In SAP's biggest market -- Europe, the Middle East and Africa -- total revenue was up by 12 percent, to Euro 1.27 billion. Growth in the Americas, dragged down by the strong euro against the U.S. dollar, was just 6 percent, to give revenue of Euro 853 million. SAP continues to grow fastest in Asia, where revenue climbed 20 percent to Euro 304 million.

In a conference call with press and analysts, CEO Henning Kagermann said the company had "an excellent quarter." SAP continues to invest heavily in new products for the midmarket. It is spending Euro 300 million to Euro 400 million over two years to develop a new suite of on-demand applications, code-named A1S, that are intended to offset slower growth from large enterprises.

The company will provide more information about A1S, including its proper name and some reference customers that have been using it, in September, Kagermann said. The software is designed for what SAP says is an untapped market, for smaller companies that want a full suite of hosted ERP (enterprise resource planning) applications that can be set up and used easily.

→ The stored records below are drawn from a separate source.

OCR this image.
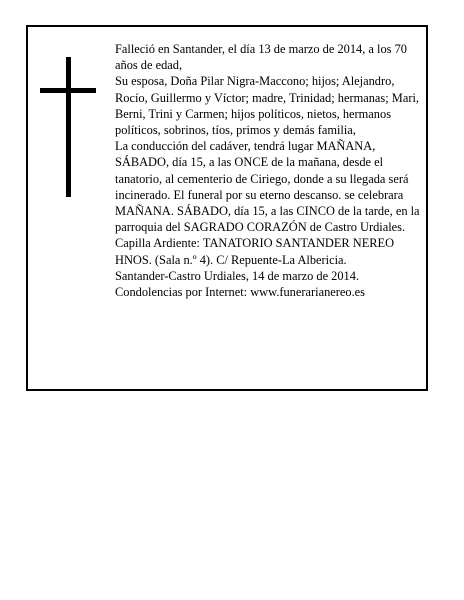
Falleció en Santander, el día 13 de marzo de 2014, a los 70 años de edad,

Su esposa, Doña Pilar Nigra-Maccono; hijos; Alejandro, Rocío, Guillermo y Víctor; madre, Trinidad; hermanas; Mari, Berni, Trini y Carmen; hijos políticos, nietos, hermanos políticos, sobrinos, tíos, primos y demás familia,

La conducción del cadáver, tendrá lugar MAÑANA, SÁBADO, día 15, a las ONCE de la mañana, desde el tanatorio, al cementerio de Ciriego, donde a su llegada será incinerado. El funeral por su eterno descanso. se celebrara MAÑANA. SÁBADO, día 15, a las CINCO de la tarde, en la parroquia del SAGRADO CORAZÓN de Castro Urdiales. Capilla Ardiente: TANATORIO SANTANDER NEREO HNOS. (Sala n.º 4). C/ Repuente-La Albericia.

Santander-Castro Urdiales, 14 de marzo de 2014.

Condolencias por Internet: www.funerarianereo.es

Customers are adopting SAP's Netweaver infrastructure software at a fast pace, according to Kagermann. Revenue from Netweaver products grew 50 percent from a year earlier, and SAP now has 9,000 customers running production applications on the software. "It shows you it is being accepted by the market," he said.

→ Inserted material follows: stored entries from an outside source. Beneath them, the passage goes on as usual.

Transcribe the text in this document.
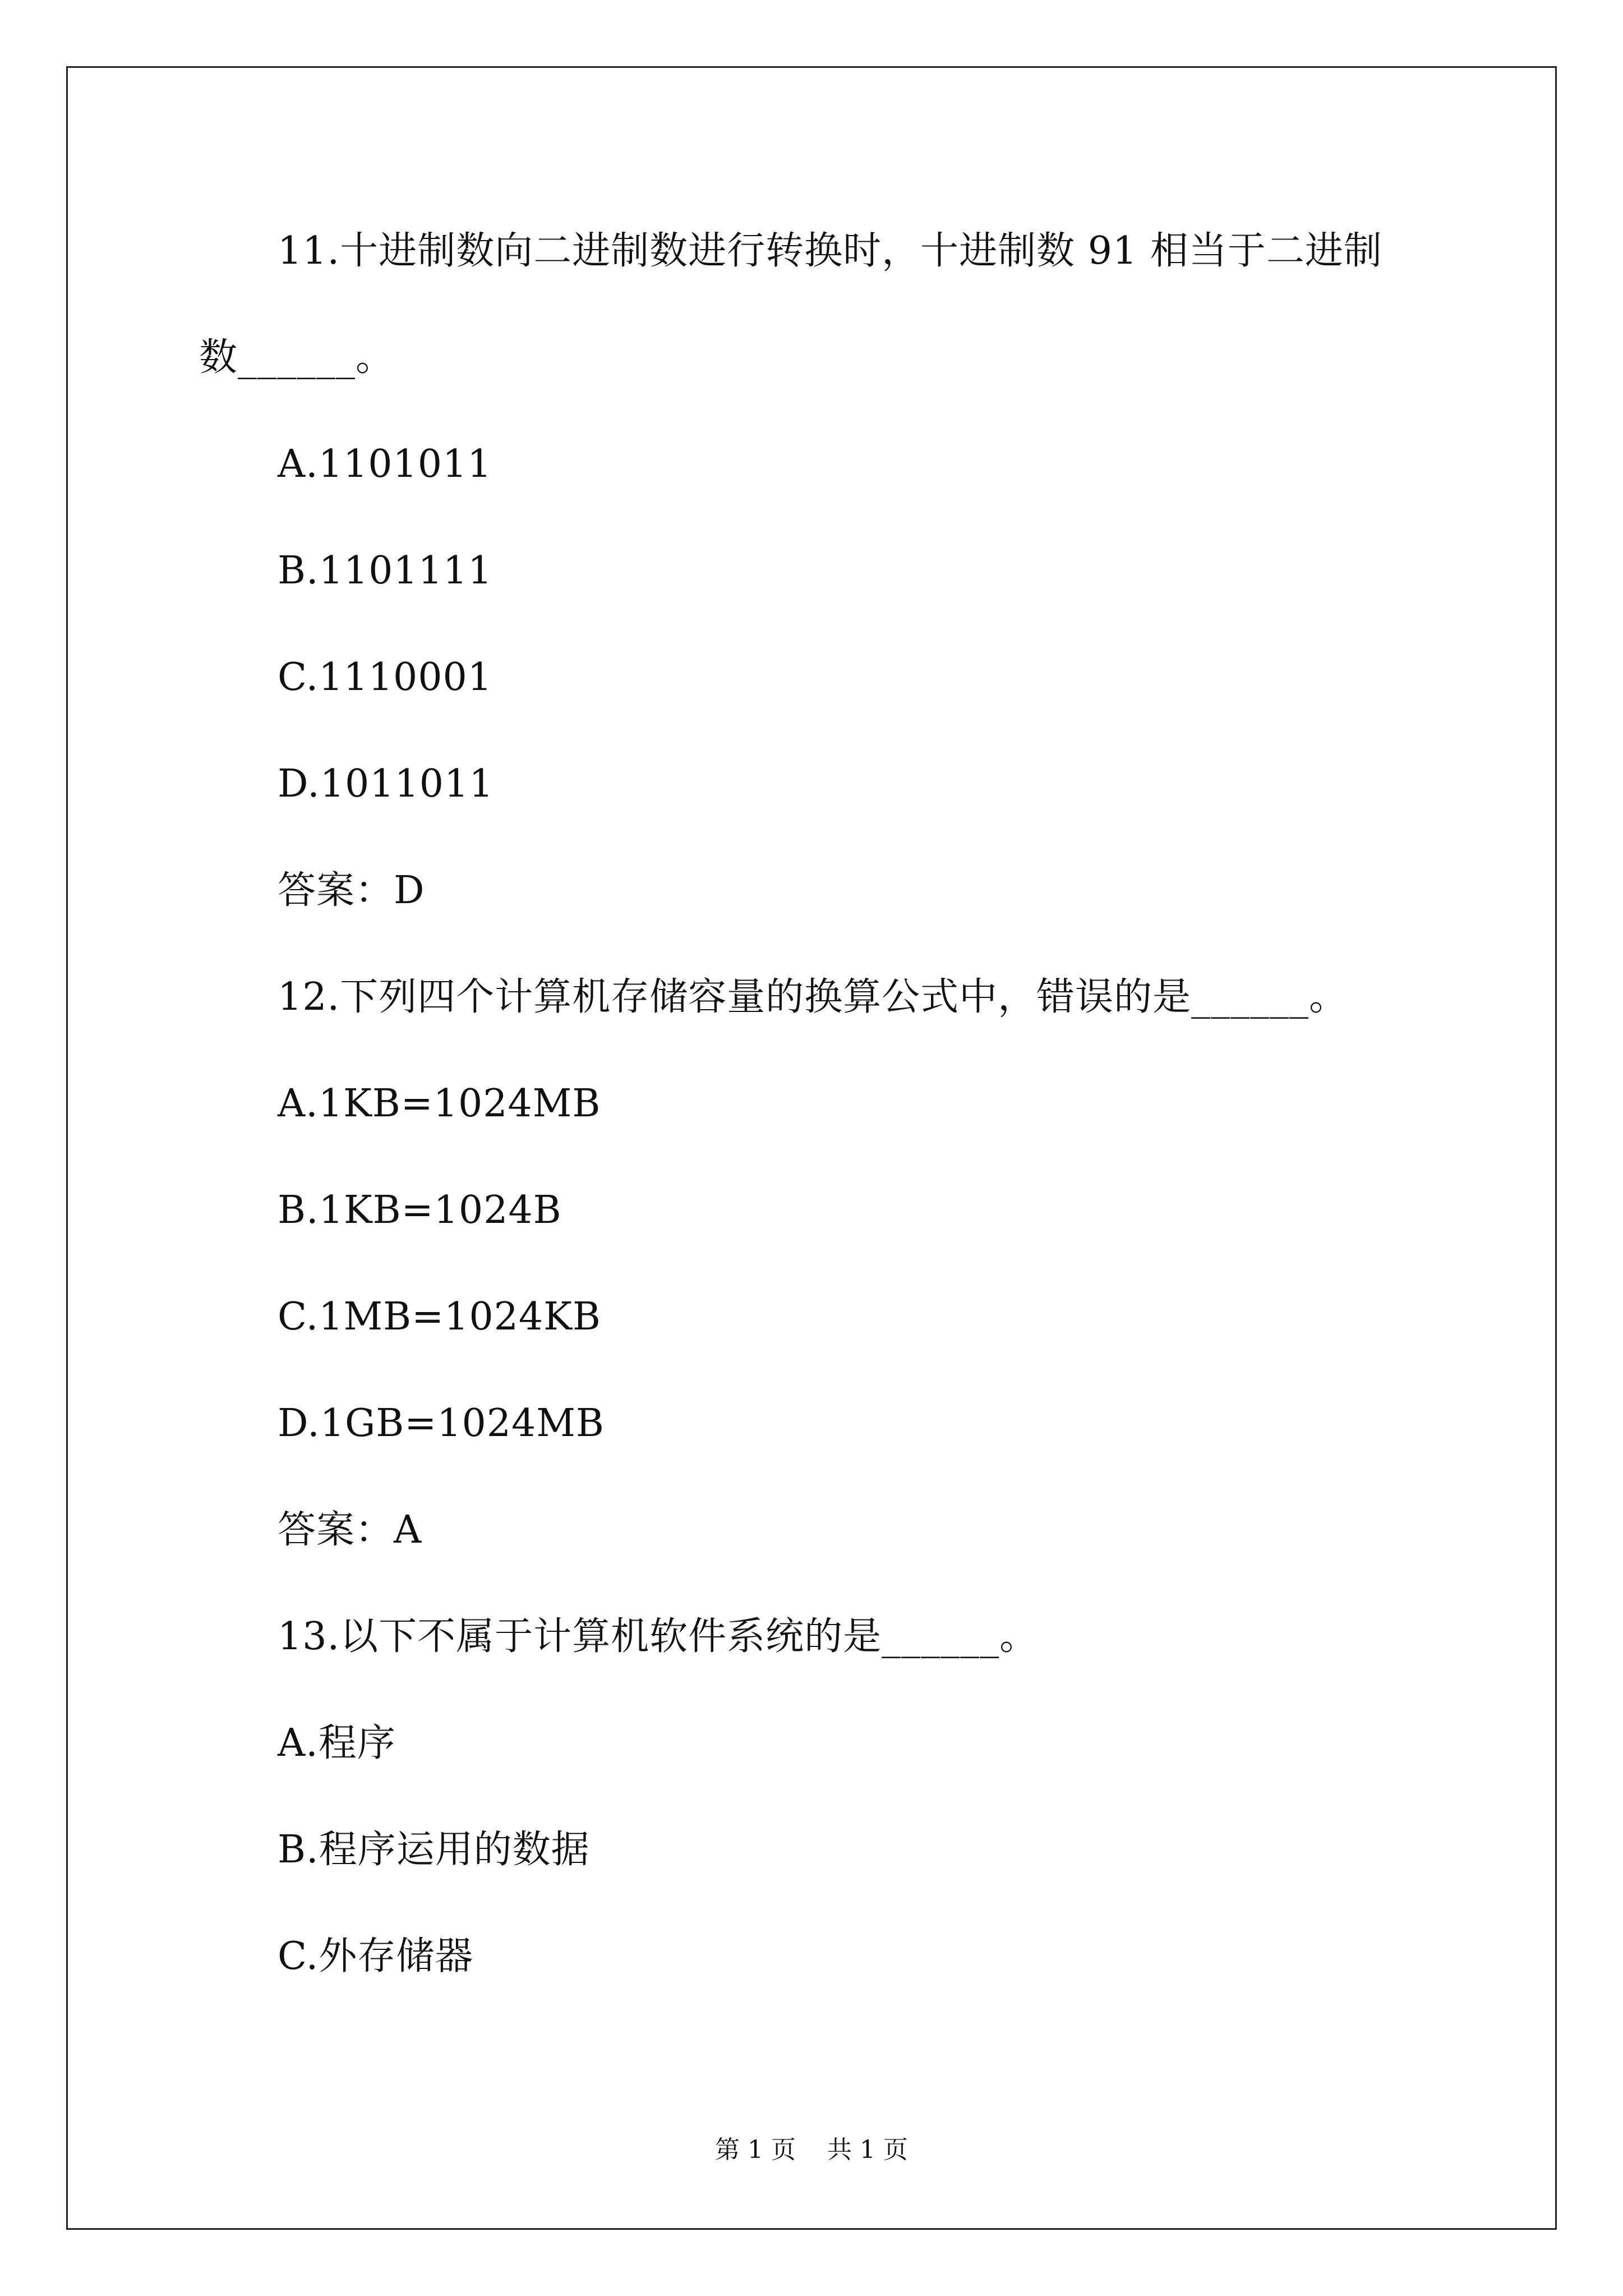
11.十进制数向二进制数进行转换时，十进制数 91 相当于二进制
数______。
A.1101011
B.1101111
C.1110001
D.1011011
答案：D
12.下列四个计算机存储容量的换算公式中，错误的是______。
A.1KB=1024MB
B.1KB=1024B
C.1MB=1024KB
D.1GB=1024MB
答案：A
13.以下不属于计算机软件系统的是______。
A.程序
B.程序运用的数据
C.外存储器
第 1 页    共 1 页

The results come as SAP continues to battle Oracle in U.S. court for alleged corporate theft. Oracle charged that SAP's TomorrowNow subsidiary hacked into Oracle's customer support Web site and downloaded software fixes and support materials for Oracle's PeopleSoft and JD Edwards applications. SAP planned to use the materials to offer cut-rate services to Oracle customers, according to Oracle's lawsuit.

In its response last month, SAP admitted that TomorrowNow employees had made some "inappropriate" downloads of Oracle materials. But it played down the extent of the transgressions and said SAP itself did not have access to the materials. A case management conference is set for September.

On Thursday, Kagermann said the SAP Americas executive appointed to take charge of TomorrowNow, Mark White, has terminated or suspended some employees involved in the matter. "He suspended the manager in charge of the business," Kagermann said. He did not name the manager but said later that it was not TomorrowNow CEO Andrew Nelson.

SAP wouldn't say how much money it has set aside to cover potential costs of the lawsuit, but it indicated that it was less than Euro 10 million.

Discussing SAP's growth, executives on the call said the U.S. would "remain strong" but would not grow as fast as in the past. Europe will continue to do well, but Asia, a relatively small part of SAP's business today, has become its "number-one growth engine for the future," Kagermann said.

The growth there is coming primarily from Japan, China and India, he said.

The company's business has seen a recovery in Japan driven by manufacturing, and SAP recently signed a global contract with Hitachi. In China, SAP has about 2,000 customers from all industry sectors, and the vast majority are Chinese rather than multinationals, he said.